On the small business side, social postings about Energy Efficiency tend to revolve around the business’ role in the local or regional community, as well as the environmental impacts of the efficiency programs. If relevant, the messaging may also include references to local job support.
Engagement with these postings tends to be a bit stronger, percentage-wise, than those prompted by the educational tone of the industry sector (but will be less overall, as many of these businesses have far smaller social media footprints to begin with). Positive reinforcement is a base goal for small businesses talking about Energy Efficiency, with general community goodwill and “…this is why I support X!” as their target response.
Our Thinking: Small business has an opportunity to challenge other like businesses to engage in Energy Efficiency measures, perhaps with an efficiency shoot-out (who can save the most kWh in the next quarter?) with friendly competitors and peer businesses in their community.
For large companies and businesses, energy efficiency postings and content on social media tend to revert mainly to self-celebration. “Find out how we’re making a difference…” is generally the entry point to these posts, linking off to a blog or news article about how “green” and/or “eco-friendly” the company is being or has become (See: Coca-Cola, Pfizer, Nike, BP, etc.). Little to no emphasis is put on the financial impacts of these changes; the goal appears to be a hope of mentally offsetting their audiences’ potential negative feeling towards the company’s inefficient production or distribution cycles.
Engagement with these postings is very low by most large company standards.
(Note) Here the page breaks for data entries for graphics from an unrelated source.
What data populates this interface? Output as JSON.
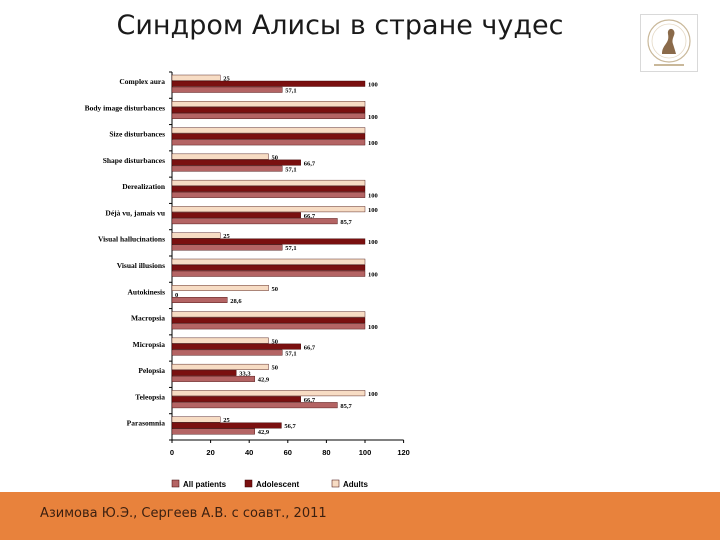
{
  "slide": {
    "title": "Синдром Алисы в стране чудес",
    "footer": "Азимова Ю.Э., Сергеев А.В. с соавт., 2011"
  },
  "colors": {
    "all_patients": "#b46464",
    "adolescent": "#7a1010",
    "adults": "#f7dcc4",
    "footer_bg": "#e8823c"
  },
  "chart_data": {
    "type": "bar",
    "orientation": "horizontal",
    "categories": [
      "Complex aura",
      "Body image disturbances",
      "Size disturbances",
      "Shape disturbances",
      "Derealization",
      "Déjà vu, jamais vu",
      "Visual hallucinations",
      "Visual illusions",
      "Autokinesis",
      "Macropsia",
      "Micropsia",
      "Pelopsia",
      "Teleopsia",
      "Parasomnia"
    ],
    "series": [
      {
        "name": "Adults",
        "values": [
          25,
          100,
          100,
          50,
          100,
          100,
          25,
          100,
          50,
          100,
          50,
          50,
          100,
          25
        ],
        "labels": [
          "25",
          "",
          "",
          "50",
          "",
          "100",
          "25",
          "",
          "50",
          "",
          "50",
          "50",
          "100",
          "25"
        ]
      },
      {
        "name": "Adolescent",
        "values": [
          100,
          100,
          100,
          66.7,
          100,
          66.7,
          100,
          100,
          0,
          100,
          66.7,
          33.3,
          66.7,
          56.7
        ],
        "labels": [
          "100",
          "",
          "",
          "66,7",
          "",
          "66,7",
          "100",
          "",
          "0",
          "",
          "66,7",
          "33,3",
          "66,7",
          "56,7"
        ]
      },
      {
        "name": "All patients",
        "values": [
          57.1,
          100,
          100,
          57.1,
          100,
          85.7,
          57.1,
          100,
          28.6,
          100,
          57.1,
          42.9,
          85.7,
          42.9
        ],
        "labels": [
          "57,1",
          "100",
          "100",
          "57,1",
          "100",
          "85,7",
          "57,1",
          "100",
          "28,6",
          "100",
          "57,1",
          "42,9",
          "85,7",
          "42,9"
        ]
      }
    ],
    "xlim": [
      0,
      120
    ],
    "xticks": [
      "0",
      "20",
      "40",
      "60",
      "80",
      "100",
      "120"
    ],
    "legend": {
      "position": "bottom",
      "order": [
        "All patients",
        "Adolescent",
        "Adults"
      ]
    },
    "grid": false
  }
}
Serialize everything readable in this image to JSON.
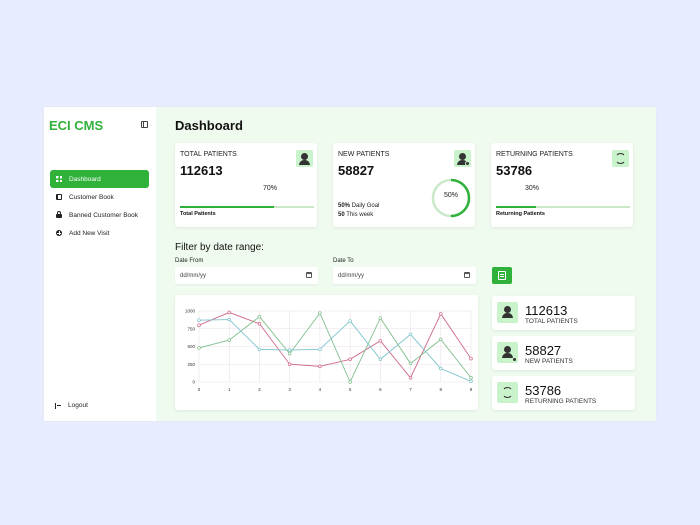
{
  "app": {
    "brand": "ECI CMS"
  },
  "sidebar": {
    "items": [
      {
        "label": "Dashboard",
        "active": true,
        "icon": "grid-icon"
      },
      {
        "label": "Customer Book",
        "icon": "book-icon"
      },
      {
        "label": "Banned Customer Book",
        "icon": "lock-icon"
      },
      {
        "label": "Add New Visit",
        "icon": "plus-circle-icon"
      }
    ],
    "logout": "Logout"
  },
  "header": {
    "title": "Dashboard"
  },
  "stats": {
    "total": {
      "label": "TOTAL PATIENTS",
      "value": "112613",
      "percent_text": "70%",
      "percent": 0.7,
      "bar_label": "Total Patients"
    },
    "new": {
      "label": "NEW PATIENTS",
      "value": "58827",
      "donut_text": "50%",
      "percent": 0.5,
      "goal_value": "50%",
      "goal_text": "Daily Goal",
      "week_value": "50",
      "week_text": "This week"
    },
    "returning": {
      "label": "RETURNING PATIENTS",
      "value": "53786",
      "percent_text": "30%",
      "percent": 0.3,
      "bar_label": "Returning Patients"
    }
  },
  "filter": {
    "title": "Filter by date range:",
    "from_label": "Date From",
    "from_placeholder": "dd/mm/yy",
    "to_label": "Date To",
    "to_placeholder": "dd/mm/yy"
  },
  "summary": [
    {
      "value": "112613",
      "label": "TOTAL PATIENTS"
    },
    {
      "value": "58827",
      "label": "NEW PATIENTS"
    },
    {
      "value": "53786",
      "label": "RETURNING PATIENTS"
    }
  ],
  "colors": {
    "accent": "#2fb13a",
    "series1": "#d06a8a",
    "series2": "#7fbf8c",
    "series3": "#7dc4cc"
  },
  "chart_data": {
    "type": "line",
    "x": [
      0,
      1,
      2,
      3,
      4,
      5,
      6,
      7,
      8,
      9
    ],
    "ylim": [
      0,
      1000
    ],
    "yticks": [
      0,
      250,
      500,
      750,
      1000
    ],
    "grid": true,
    "series": [
      {
        "values": [
          800,
          980,
          820,
          250,
          220,
          320,
          580,
          60,
          960,
          330
        ],
        "color": "#d06a8a"
      },
      {
        "values": [
          480,
          590,
          920,
          400,
          970,
          0,
          900,
          260,
          600,
          60
        ],
        "color": "#7fbf8c"
      },
      {
        "values": [
          870,
          880,
          460,
          450,
          460,
          860,
          320,
          670,
          190,
          10
        ],
        "color": "#7dc4cc"
      }
    ]
  }
}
At this level in social media, users, fans and followers are linked to a company to support its products or programs, with a bit of cognitive dissonance sometimes thrown in towards environmental efforts (of course, this depends on the company, its history and mission). The difference here is on Twitter. With Twitter, large companies and businesses that tout their Energy Efficiency initiatives are often met with a solid round of negative feedback, as these postings are more public than on other social media channels and subject to far more scrutiny. To combat this, you’ll often see a large business post about Energy Efficiency during social media “off-times”, while also quickly binding this output with before and after content not related to efficiency programs, so as to “bury” this content with posts that feature their more appreciated products and services.
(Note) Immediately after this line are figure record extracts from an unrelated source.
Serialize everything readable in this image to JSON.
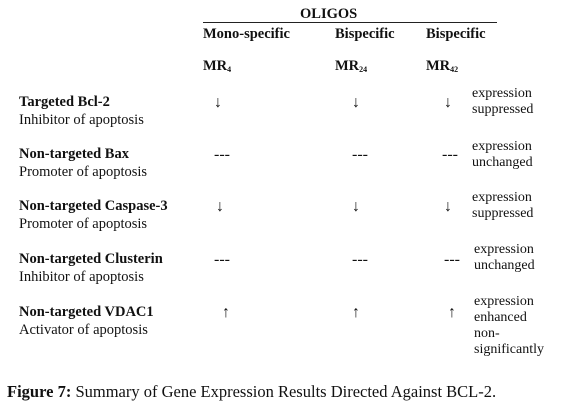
{
  "table": {
    "group_header": "OLIGOS",
    "columns": [
      {
        "type": "Mono-specific",
        "code": "MR",
        "sub": "4"
      },
      {
        "type": "Bispecific",
        "code": "MR",
        "sub": "24"
      },
      {
        "type": "Bispecific",
        "code": "MR",
        "sub": "42"
      }
    ],
    "rows": [
      {
        "target": "Targeted Bcl-2",
        "role": "Inhibitor of apoptosis",
        "symbols": [
          "↓",
          "↓",
          "↓"
        ],
        "result": "expression suppressed"
      },
      {
        "target": "Non-targeted Bax",
        "role": "Promoter of apoptosis",
        "symbols": [
          "---",
          "---",
          "---"
        ],
        "result": "expression unchanged"
      },
      {
        "target": "Non-targeted Caspase-3",
        "role": "Promoter of apoptosis",
        "symbols": [
          "↓",
          "↓",
          "↓"
        ],
        "result": "expression suppressed"
      },
      {
        "target": "Non-targeted Clusterin",
        "role": "Inhibitor of apoptosis",
        "symbols": [
          "---",
          "---",
          "---"
        ],
        "result": "expression unchanged"
      },
      {
        "target": "Non-targeted VDAC1",
        "role": "Activator of apoptosis",
        "symbols": [
          "↑",
          "↑",
          "↑"
        ],
        "result": "expression enhanced non-significantly"
      }
    ]
  },
  "caption": {
    "label": "Figure 7:",
    "text": " Summary of Gene Expression Results Directed Against BCL-2."
  }
}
Our Thinking: Successful EE content in this realm often revolves around recurring posts and content, as opposed to one-offs. Daily/Weekly Energy Tips, Twitter Hashtags to follow a long-term conversation, and basic question-and-answer tactics to help shape the content quell the negativity, while also helping to open up the conversation a bit more with their target audience. When the focus is tilted away from the company and leaned back onto the user, we see a relatively sizeable shift in the community’s response, as well as a rise in engagement numbers overall.